Beyond that, if there is a beyond, she would try to create jobs for French workers and, if such an approach is still possible after the ongoing Syrian debacle, cosy up to both Vladimir Putin and Donald Trump.
Or, she could just settle into the Presidency putting on her stern face and react to events as they came along, relying on rhetoric to cover up the fact that she doesn’t really know what she’s doing.
Which leaves François Fillon. The former Prime Minister, having suffered five years as number two to Nicolas Sarkozy followed by a campaign of vilification in the press based on the fact that he appears to have embezzled close to a million euros from the French treasury, is in payback mode. Weary, yet still combative, like a heavyweight boxer whose legs have gone but still packs a haymaker of a punch if only he could get lucky, Fillon is not ready to admit defeat. Just as importantly, nor are his supporters, the Catholic equivalent of the Silent Majority invoked by Ronald Reagan when he took on Jimmy Carter in 1980.
Catholic Conservatives in France have lost out time and again in recent elections. No one knows quite how many they are, but they have been coalescing around Fillon in recent months, apparently unconcerned about his alleged misdeeds, as if to say: “What’s the problem? Wouldn’t you have given your wife a highly-paid fictional job if you could? Wouldn’t anyone? We’re all French here. Let’s not play the hypocrisy game.”
Fillon’s remedy for the French economy is Thatcherite Lite, but Thatcherite just the same. He wants to cut half a million jobs from the public sector, raise the retirement age, extend the working week, discourage immigration and engage decisively with terrorists. If he somehow squeezes through the gate into the second round, he would then require a majority in the Assembly that might not, via the Socialists, Mélenchon and Le Pen – to say nothing of the trade unions – come his way. The wily old professional – who looks as if he would feel at home in a periwig and lace cravat – would face an uphill struggle that could end up with him as just the latest casualty of the creaking Fifth Republic. Death or glory: at least he could seek a hefty advance on his memoirs.

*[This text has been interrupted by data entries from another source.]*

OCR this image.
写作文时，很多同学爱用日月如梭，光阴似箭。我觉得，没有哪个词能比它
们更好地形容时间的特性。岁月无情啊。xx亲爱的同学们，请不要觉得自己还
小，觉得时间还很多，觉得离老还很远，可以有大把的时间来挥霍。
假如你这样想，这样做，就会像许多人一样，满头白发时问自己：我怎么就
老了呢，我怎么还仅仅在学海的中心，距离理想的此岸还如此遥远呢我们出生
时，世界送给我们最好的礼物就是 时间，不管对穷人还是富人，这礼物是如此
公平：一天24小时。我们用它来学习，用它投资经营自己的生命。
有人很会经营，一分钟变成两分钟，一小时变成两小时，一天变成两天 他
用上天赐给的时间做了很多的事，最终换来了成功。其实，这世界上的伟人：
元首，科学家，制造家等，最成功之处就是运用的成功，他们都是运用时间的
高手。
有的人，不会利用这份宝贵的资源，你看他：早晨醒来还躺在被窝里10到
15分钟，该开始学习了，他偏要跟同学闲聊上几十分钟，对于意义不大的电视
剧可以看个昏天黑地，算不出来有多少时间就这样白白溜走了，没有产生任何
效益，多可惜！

For Britain, the contest is important, even vital. Macron, one feels, would be cruel but fair in his dealings with Theresa May over Brexit. Fillon would be courtly, but no pushover across the negotiating table. Le Pen and Melénchon would be on Britain’s side, but the war would by then have moved on to a more decisive phase, like Waterloo after Quatre Bras.
Whatever happens, the spectacle now unfolding is fascinating: a perfect example of gallic democracy at its best and at its worst. We should all pay attention.